Furthermore, if we consider the concept of sharing economy which we touched upon a while ago, and use it to build our business structure, many benefits can be acquired for one’s IP creation and general growth. From the perspective of IP creation, we must consider the change towards a lower cost due to an application of non-operative assets, and since the prosumers take a part in planning the IP’s collaborative force increases, which allows for the perfect matching between creators who respond to the IP itself. From the perspective of IP growth, the push notifications from smartphone apps and the recommendations creates more opportunities for users to come into contact with the content. Now users can freely acquire and enjoy content on specific dates and in specific locations. And also, this structure invites them to live an alternative fiction creative lifestyle, which can also increase the value of the IP. By using the cloud, other people’s newest equipment which they don’t use, plus the methods of using that equipment in order to make alternative fiction creations and learn about them within their own space-time can bring about a demand for community events.

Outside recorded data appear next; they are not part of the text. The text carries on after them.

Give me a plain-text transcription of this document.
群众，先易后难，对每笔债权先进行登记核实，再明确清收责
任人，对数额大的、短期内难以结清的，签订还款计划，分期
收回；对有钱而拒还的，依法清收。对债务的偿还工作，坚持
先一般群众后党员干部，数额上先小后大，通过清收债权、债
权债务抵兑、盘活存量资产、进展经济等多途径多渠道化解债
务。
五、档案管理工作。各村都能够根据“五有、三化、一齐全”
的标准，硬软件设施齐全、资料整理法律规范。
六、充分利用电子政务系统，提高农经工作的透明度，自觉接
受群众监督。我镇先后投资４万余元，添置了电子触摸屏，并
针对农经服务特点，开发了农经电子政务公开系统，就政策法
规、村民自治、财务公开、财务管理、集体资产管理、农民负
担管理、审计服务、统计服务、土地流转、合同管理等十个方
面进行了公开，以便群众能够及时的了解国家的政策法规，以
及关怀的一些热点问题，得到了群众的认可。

Smartphones allow for customer interaction in a way which is not only online but also fosters real life planning, and much data is being collected while the IP interaction activities performed by many companies are used as the customer’s ID, which gives even greater positive points to both aspects of IP creation and growth. Of course, building this kind of structure involves a lot of hard work and can’t all be done in a day.
I think it’s not a matter of just wishing for a product to become a hit by a strike of luck, but instead it is important to build this structure as a business model to expand its fan base and profit continuously.